Avant de rentrer en détail dans la conduite d’un système ovin plein air, il est important de comprendre la logique d’un système herbager.
Possible sous tout type de climat, la production doit être adaptée au potentiel herbager en prenant en compte un critère principal : la courbe de production d’herbe de la ferme. Dans notre cas, l’élevage ovin herbager peut être appliqué quelle que soit la courbe.
La courbe représentée ci-dessous est celle qui est la plus fréquemment rencontrée dans les grosses zones d’élevage ovin. On observe que le pâturage toute l’année est permis par des reports d’herbe sur pied pour les périodes de déficit (été et automne). En été, des flores spécifiques pour les animaux en croissance sont utilisées.

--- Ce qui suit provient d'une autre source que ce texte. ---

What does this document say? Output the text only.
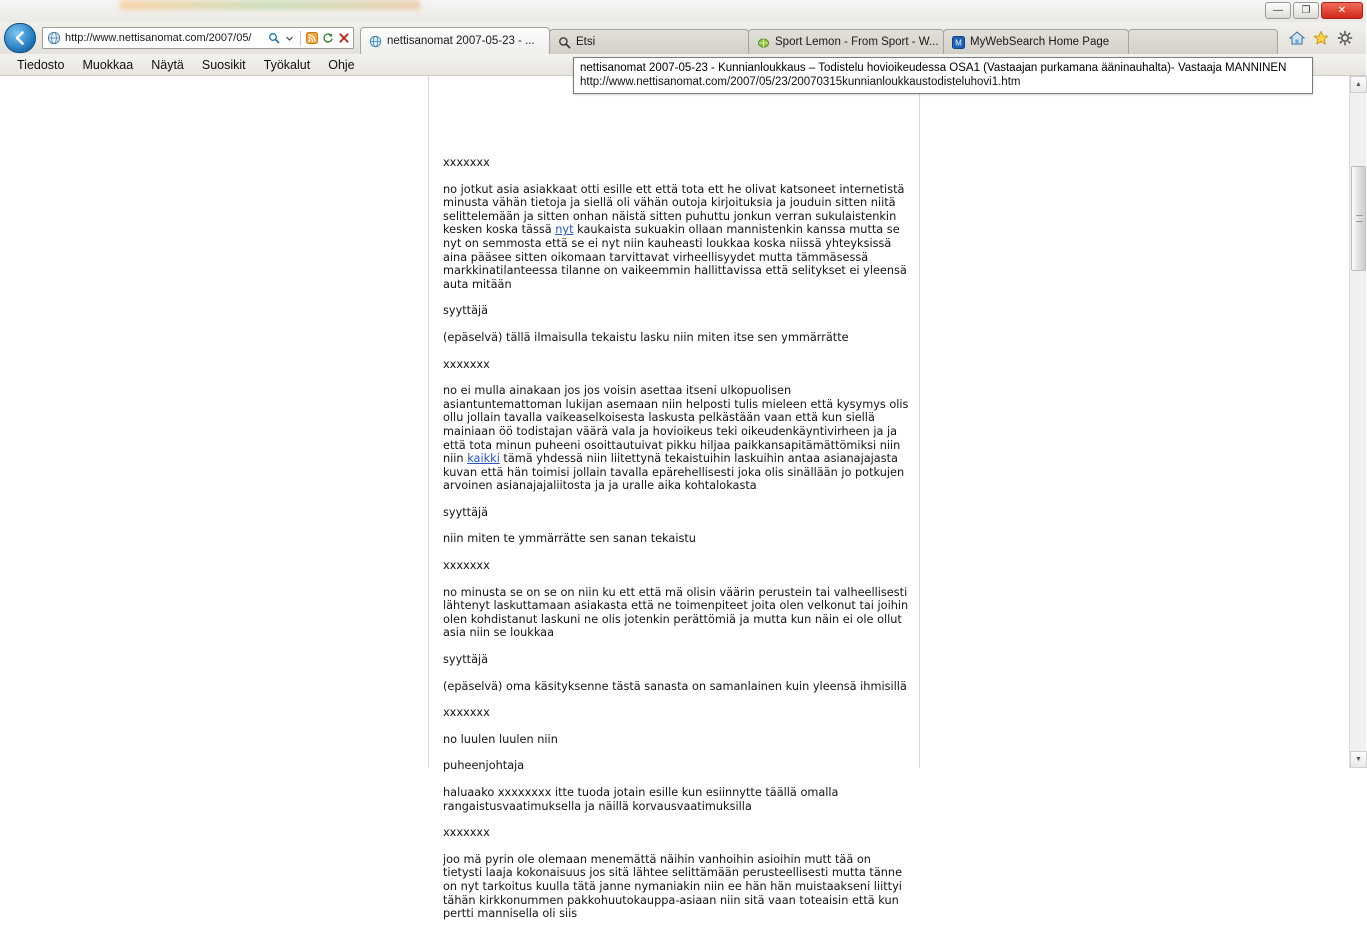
—	❐	✕
http://www.nettisanomat.com/2007/05/	nettisanomat 2007-05-23 - ...	Etsi	Sport Lemon - From Sport - W... M MyWebSearch Home Page
Tiedosto	Muokkaa	Näytä	Suosikit	Työkalut	Ohje

xxxxxxx

no jotkut asia asiakkaat otti esille ett että tota ett he olivat katsoneet internetistä minusta vähän tietoja ja siellä oli vähän outoja kirjoituksia ja jouduin sitten niitä selittelemään ja sitten onhan näistä sitten puhuttu jonkun verran sukulaistenkin kesken koska tässä nyt kaukaista sukuakin ollaan mannistenkin kanssa mutta se nyt on semmosta että se ei nyt niin kauheasti loukkaa koska niissä yhteyksissä aina pääsee sitten oikomaan tarvittavat virheellisyydet mutta tämmäsessä markkinatilanteessa tilanne on vaikeemmin hallittavissa että selitykset ei yleensä auta mitään

syyttäjä

(epäselvä) tällä ilmaisulla tekaistu lasku niin miten itse sen ymmärrätte

xxxxxxx

no ei mulla ainakaan jos jos voisin asettaa itseni ulkopuolisen asiantuntemattoman lukijan asemaan niin helposti tulis mieleen että kysymys olis ollu jollain tavalla vaikeaselkoisesta laskusta pelkästään vaan että kun siellä mainiaan öö todistajan väärä vala ja hovioikeus teki oikeudenkäyntivirheen ja ja että tota minun puheeni osoittautuivat pikku hiljaa paikkansapitämättömiksi niin niin kaikki tämä yhdessä niin liitettynä tekaistuihin laskuihin antaa asianajajasta kuvan että hän toimisi jollain tavalla epärehellisesti joka olis sinällään jo potkujen arvoinen asianajajaliitosta ja ja uralle aika kohtalokasta

syyttäjä

niin miten te ymmärrätte sen sanan tekaistu

xxxxxxx

no minusta se on se on niin ku ett että mä olisin väärin perustein tai valheellisesti lähtenyt laskuttamaan asiakasta että ne toimenpiteet joita olen velkonut tai joihin olen kohdistanut laskuni ne olis jotenkin perättömiä ja mutta kun näin ei ole ollut asia niin se loukkaa

syyttäjä

(epäselvä) oma käsityksenne tästä sanasta on samanlainen kuin yleensä ihmisillä

xxxxxxx

no luulen luulen niin

puheenjohtaja

haluaako xxxxxxxx itte tuoda jotain esille kun esiinnytte täällä omalla rangaistusvaatimuksella ja näillä korvausvaatimuksilla

xxxxxxx

joo mä pyrin ole olemaan menemättä näihin vanhoihin asioihin mutt tää on tietysti laaja kokonaisuus jos sitä lähtee selittämään perusteellisesti mutta tänne on nyt tarkoitus kuulla tätä janne nymaniakin niin ee hän hän muistaakseni liittyi tähän kirkkonummen pakkohuutokauppa-asiaan niin sitä vaan toteaisin että kun pertti mannisella oli siis

▲
▼
nettisanomat 2007-05-23 - Kunnianloukkaus – Todistelu hovioikeudessa OSA1 (Vastaajan purkamana ääninauhalta)- Vastaaja MANNINEN
http://www.nettisanomat.com/2007/05/23/20070315kunnianloukkaustodisteluhovi1.htm
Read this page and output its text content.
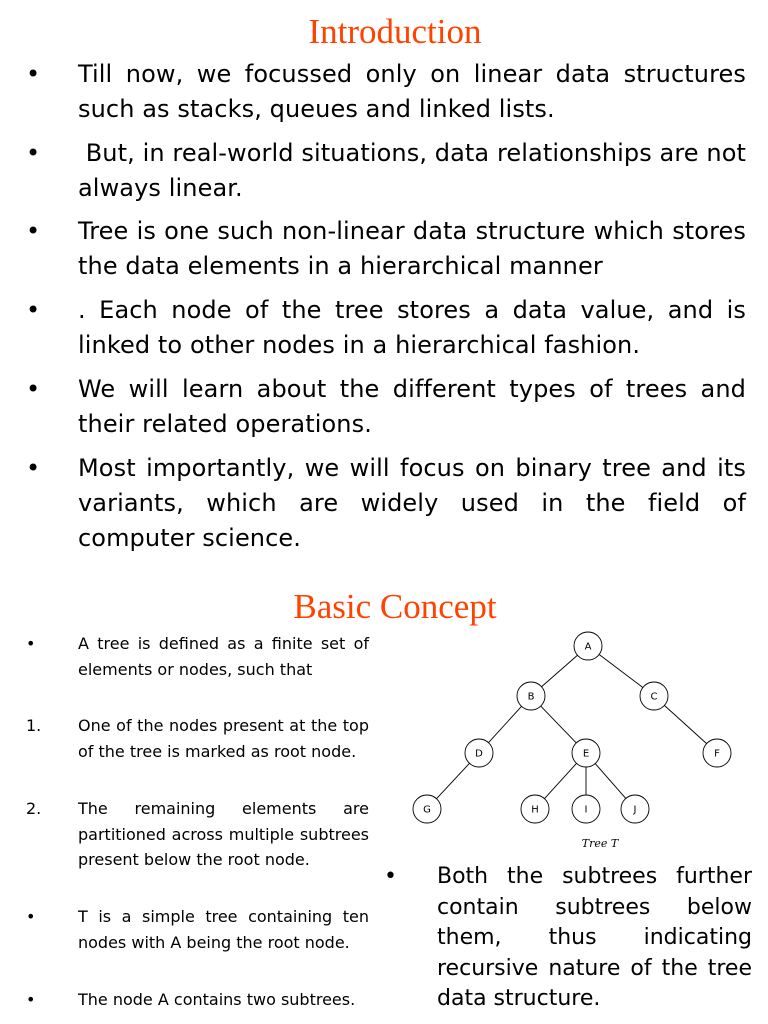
Introduction
• Till now, we focussed only on linear data structures such as stacks, queues and linked lists.
• But, in real-world situations, data relationships are not always linear.
• Tree is one such non-linear data structure which stores the data elements in a hierarchical manner
• . Each node of the tree stores a data value, and is linked to other nodes in a hierarchical fashion.
• We will learn about the different types of trees and their related operations.
• Most importantly, we will focus on binary tree and its variants, which are widely used in the field of computer science.
Basic Concept
•	A tree is defined as a finite set of elements or nodes, such that
1. One of the nodes present at the top of the tree is marked as root node.
2. The remaining elements are partitioned across multiple subtrees present below the root node.
•	T is a simple tree containing ten nodes with A being the root node.
•	The node A contains two subtrees.
A
B	C
D	E	F
G	H	I	J
Tree T
• Both the subtrees further contain subtrees below them, thus indicating recursive nature of the tree data structure.
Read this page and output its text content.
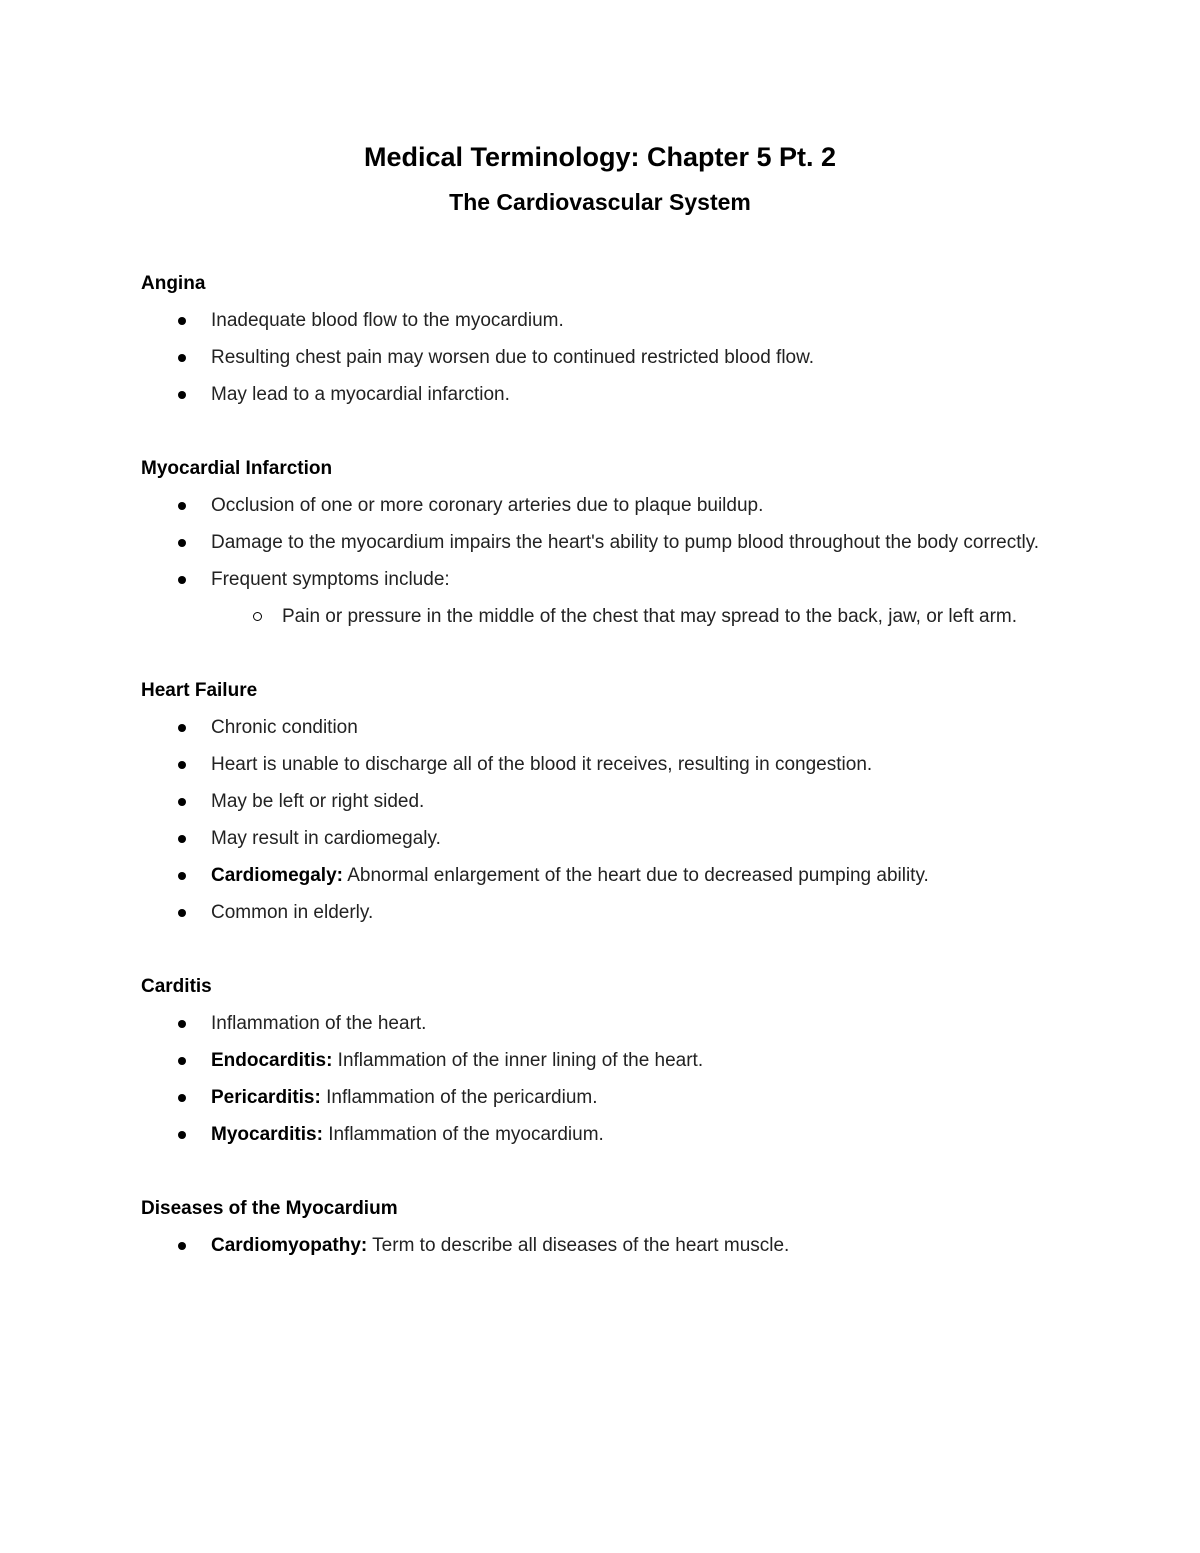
Medical Terminology: Chapter 5 Pt. 2
The Cardiovascular System
Angina
Inadequate blood flow to the myocardium.
Resulting chest pain may worsen due to continued restricted blood flow.
May lead to a myocardial infarction.
Myocardial Infarction
Occlusion of one or more coronary arteries due to plaque buildup.
Damage to the myocardium impairs the heart's ability to pump blood throughout the body correctly.
Frequent symptoms include:
Pain or pressure in the middle of the chest that may spread to the back, jaw, or left arm.
Heart Failure
Chronic condition
Heart is unable to discharge all of the blood it receives, resulting in congestion.
May be left or right sided.
May result in cardiomegaly.
Cardiomegaly: Abnormal enlargement of the heart due to decreased pumping ability.
Common in elderly.
Carditis
Inflammation of the heart.
Endocarditis: Inflammation of the inner lining of the heart.
Pericarditis: Inflammation of the pericardium.
Myocarditis: Inflammation of the myocardium.
Diseases of the Myocardium
Cardiomyopathy: Term to describe all diseases of the heart muscle.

Le système ovin plein air consiste à réaliser une mise bas par an, ce qui permet de favoriser la lactation durant la période où l’offre alimentaire est le plus abondante, c’est-à-dire au printemps. Ce système étant largement pratiqué dans les zones avec des sécheresses marquées, la date de sevrage va conditionner tout le reste du processus.
Posons-nous d’abord la question : Pourquoi sevrer ?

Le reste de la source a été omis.